Our Own Rules
“Do you ever think about if we’d never been chosen?”
Chat Noir glanced up over his cup of cocoa, the plastic flask warming the tips of his fingers against a cold Parisian night. The pair sat, side-by-side, as they always did on a night patrol. Always close, never together.
The season was turning, the nights grew dark, and it appeared as though Ladybug was in one of her pensive moods.
“Something got you worried Bugaboo?”
His partner and long-time friend shook her head. Her eyes didn’t meet his, and Chat Noir squirmed in his seat. Before, they’d let the conversation lull itself into a comfortable silence. But now it wasn’t so. Now there were things unspoken, left lingering like the leaves currently falling from the treetop Chat’s toes skimmed.
“Sometimes I wonder what it would have been like if I was never picked,” she elaborated. The breeze picked up, loosening a strand of hair from her braid and Chat’s fingers gripped his cocoa like a lifeline. He inhaled, trying to focus on the words she said, looking up in time to see her waving her hand. “I mean, there’s so many girls in Paris, right? Sometimes I wonder what made me so special, what I’d be doing if I wasn’t sat here with you. What if I’d never become all of this. Do you ever think about stuff like that?”
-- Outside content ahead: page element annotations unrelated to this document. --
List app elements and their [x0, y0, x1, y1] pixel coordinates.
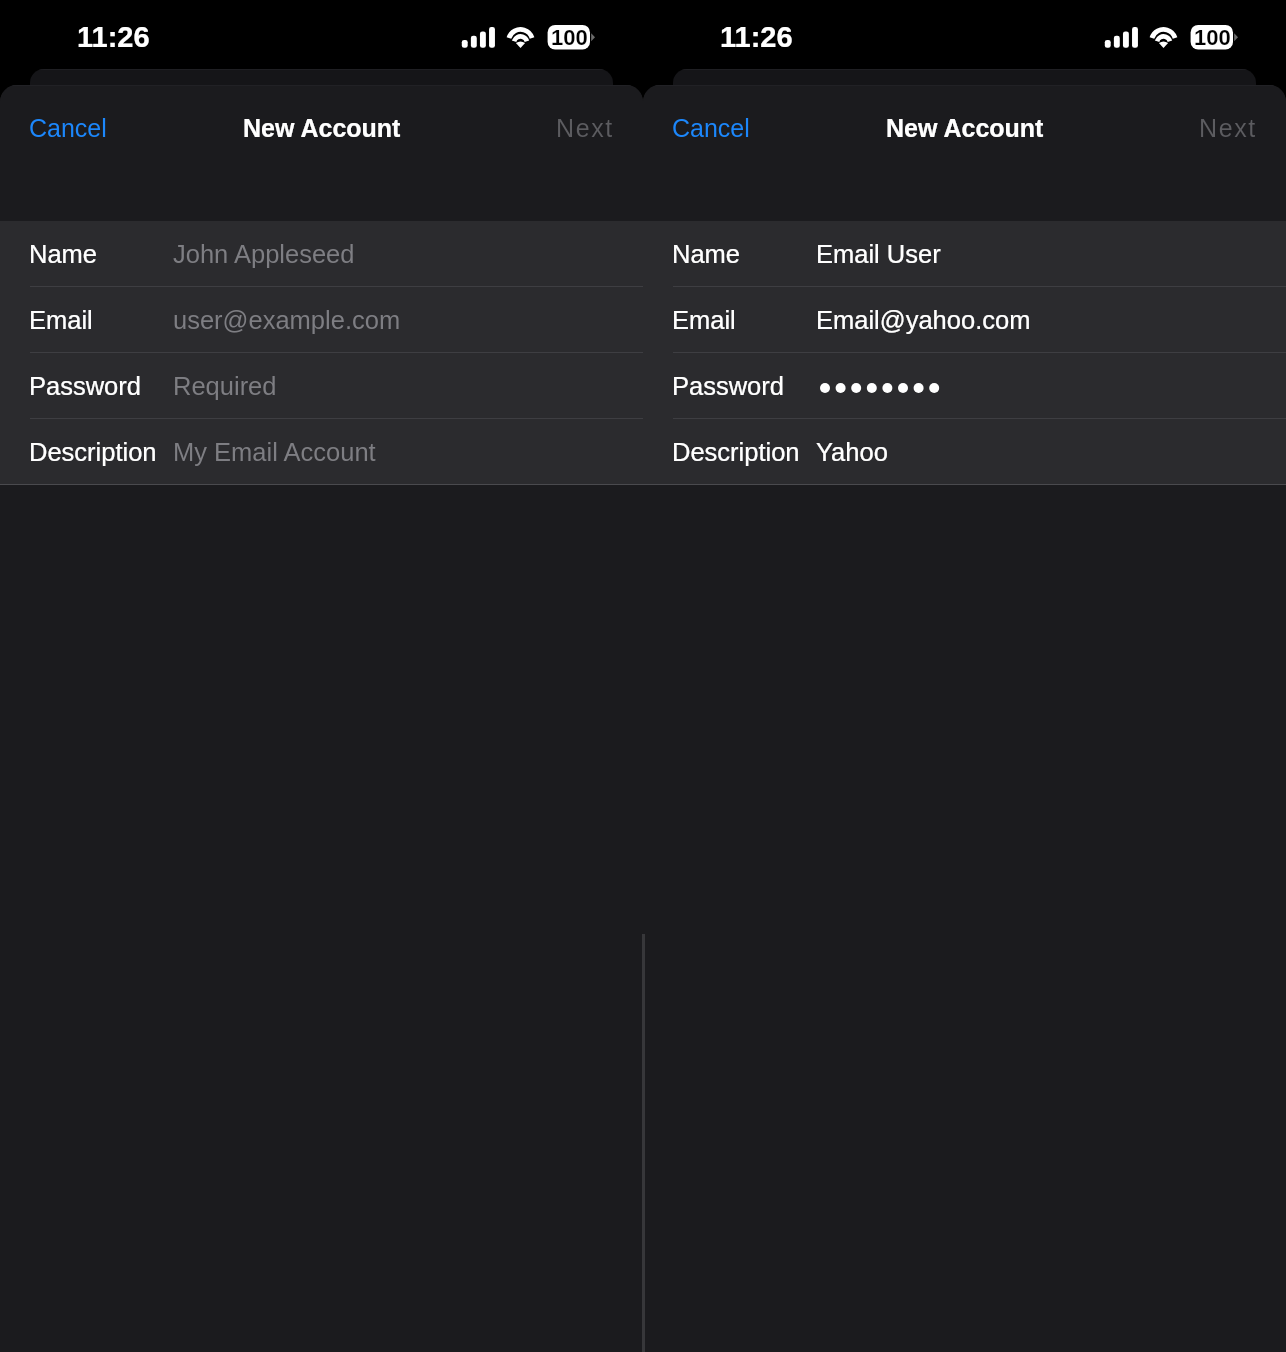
- other: Cellular, Wi-Fi and battery status: [455, 18, 600, 58]
- button[interactable]: Password: [0, 353, 643, 418]
- staticText: New Account: [886, 114, 1044, 142]
- button[interactable]: Email: [643, 287, 1286, 352]
- staticText: Cancel: [672, 114, 750, 142]
- other: Password hidden: [820, 378, 940, 398]
- button[interactable]: Next: [544, 102, 626, 154]
- staticText: 11:26: [77, 21, 150, 53]
- staticText: Password: [29, 372, 141, 400]
- staticText: 100: [1194, 25, 1231, 50]
- staticText: Password: [672, 372, 784, 400]
- staticText: user@example.com: [173, 306, 401, 334]
- button[interactable]: Description: [0, 419, 643, 484]
- button[interactable]: Cancel: [660, 102, 762, 154]
- staticText: Yahoo: [816, 438, 888, 466]
- staticText: Cancel: [29, 114, 107, 142]
- staticText: 11:26: [720, 21, 793, 53]
- staticText: Next: [556, 114, 614, 142]
- button[interactable]: Email: [0, 287, 643, 352]
- staticText: My Email Account: [173, 438, 376, 466]
- other: Cellular, Wi-Fi and battery status: [1098, 18, 1243, 58]
- staticText: 100: [551, 25, 588, 50]
- staticText: Email User: [816, 240, 941, 268]
- staticText: Name: [672, 240, 741, 268]
- button[interactable]: Cancel: [17, 102, 119, 154]
- button[interactable]: Password: [643, 353, 1286, 418]
- staticText: Email: [672, 306, 736, 334]
- staticText: Next: [1199, 114, 1257, 142]
- staticText: Description: [29, 438, 157, 466]
- staticText: Required: [173, 372, 277, 400]
- button[interactable]: Name: [643, 221, 1286, 286]
- button[interactable]: Description: [643, 419, 1286, 484]
- staticText: John Appleseed: [173, 240, 355, 268]
- staticText: Email@yahoo.com: [816, 306, 1031, 334]
- staticText: Email: [29, 306, 93, 334]
- staticText: New Account: [243, 114, 401, 142]
- button[interactable]: Next: [1187, 102, 1269, 154]
- button[interactable]: Name: [0, 221, 643, 286]
- staticText: Description: [672, 438, 800, 466]
- staticText: Name: [29, 240, 98, 268]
Chat pondered on it for a moment, a thousand different confessions tried to force their way off his tongue, if you’d never become Ladybug, I wouldn’t have met you and life would be so much worse. I’m so glad I’m sat here with you. I’m content with this. This is all I need. I promise. I promise. Do you regret it? Do you regret me?
The confessions never left his mouth. He’d once professed his love to her on a near daily basis, when he’d been young and hadn’t known any better, hadn’t understood there was difference between forcing your love on someone and being honest about your feelings. It was one of his deepest regrets, and it had all come to a head three years ago when Ladybug had all but exploded at him. His gut twisted as he remembered her tears, her anger, her fear.
It was then that he’d truly understood. She couldn’t reciprocate. Even if she did return his feelings, they couldn’t be together. The city, their mission, was too important, bigger than the both of them. And he’d put all of that on her, had forced her to make that choice every time he’d blurted out his emotions without thinking.
He’d hurt her, and he would never do it again.
So he kept his stupid mouth shut, and never let it slip. But sometimes, sometimes he got close. Sometimes he was tempted. Sometimes she asked questions like this… and he almost damned himself all over again.
This was dangerous.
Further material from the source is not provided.